This single serving chocolate cake is rich, moist, and easy to make. Baked in a ramekin, it’s perfect for satisfying a chocolate craving with minimal effort.
Preheat the Oven: Set the oven to 350°F (175°C). Lightly butter a 10-ounce ramekin and set it aside.
Mix Wet Ingredients: In a medium bowl, whisk together the melted butter, sugar, egg white, and vanilla until smooth.
Combine Dry Ingredients: In a small bowl, whisk the flour, cocoa powder, baking powder, and baking soda.
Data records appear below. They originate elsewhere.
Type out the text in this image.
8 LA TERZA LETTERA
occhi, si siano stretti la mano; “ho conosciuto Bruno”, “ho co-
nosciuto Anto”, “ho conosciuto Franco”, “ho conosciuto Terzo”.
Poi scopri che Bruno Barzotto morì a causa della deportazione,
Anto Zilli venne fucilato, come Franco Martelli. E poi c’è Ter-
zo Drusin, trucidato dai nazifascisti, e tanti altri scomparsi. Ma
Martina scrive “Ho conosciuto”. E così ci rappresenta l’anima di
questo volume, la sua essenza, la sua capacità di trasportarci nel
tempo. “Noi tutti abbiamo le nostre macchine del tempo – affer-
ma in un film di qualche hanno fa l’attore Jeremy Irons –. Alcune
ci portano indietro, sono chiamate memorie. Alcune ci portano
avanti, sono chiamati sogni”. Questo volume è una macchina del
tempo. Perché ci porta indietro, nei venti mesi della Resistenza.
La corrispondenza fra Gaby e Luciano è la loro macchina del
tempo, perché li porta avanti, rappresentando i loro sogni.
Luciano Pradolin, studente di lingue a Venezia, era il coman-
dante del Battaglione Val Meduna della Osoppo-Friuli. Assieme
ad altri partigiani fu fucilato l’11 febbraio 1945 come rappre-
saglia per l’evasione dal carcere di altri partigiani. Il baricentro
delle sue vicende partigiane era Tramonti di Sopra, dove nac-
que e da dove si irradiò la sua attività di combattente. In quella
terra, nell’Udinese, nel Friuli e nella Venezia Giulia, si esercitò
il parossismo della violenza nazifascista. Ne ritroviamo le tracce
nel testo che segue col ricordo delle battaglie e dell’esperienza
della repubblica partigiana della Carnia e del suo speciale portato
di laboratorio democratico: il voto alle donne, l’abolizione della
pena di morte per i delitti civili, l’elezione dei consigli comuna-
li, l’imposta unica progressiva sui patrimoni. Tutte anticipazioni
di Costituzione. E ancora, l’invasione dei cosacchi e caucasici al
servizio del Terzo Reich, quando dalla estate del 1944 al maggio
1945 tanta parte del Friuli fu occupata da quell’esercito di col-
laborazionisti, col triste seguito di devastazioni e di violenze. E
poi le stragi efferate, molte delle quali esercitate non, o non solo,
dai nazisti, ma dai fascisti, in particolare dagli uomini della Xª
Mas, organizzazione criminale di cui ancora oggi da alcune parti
Mix Batter: Gradually stir the dry ingredients into the wet mixture. Then, stir in the heavy cream until fully combined.
Fill the Ramekin: Pour the batter into the prepared ramekin.
Bake the Cake: Bake for 20-25 minutes, or until a toothpick inserted in the center comes out clean. Let the cake cool on a rack.
Serve: Enjoy the cake directly from the ramekin, or loosen the edges with a knife. Place a plate on top, flip the ramekin, and slide the cake out. Top with frosting or dust with powdered sugar.
Notes
Measure Accurately: Proper measurements are key to great results.
Avoid Overmixing: Mix just until combined to keep the cake soft and tender.
Grease the Ramekin: Ensures the cake doesn’t stick and makes removal easier.
Test for Doneness: Insert a toothpick into the center; it’s done if it comes out clean.
Cool Before Topping: Let the cake cool slightly before dusting with powdered sugar to avoid melting.
Enjoy Fresh: This cake is best eaten the day it’s made.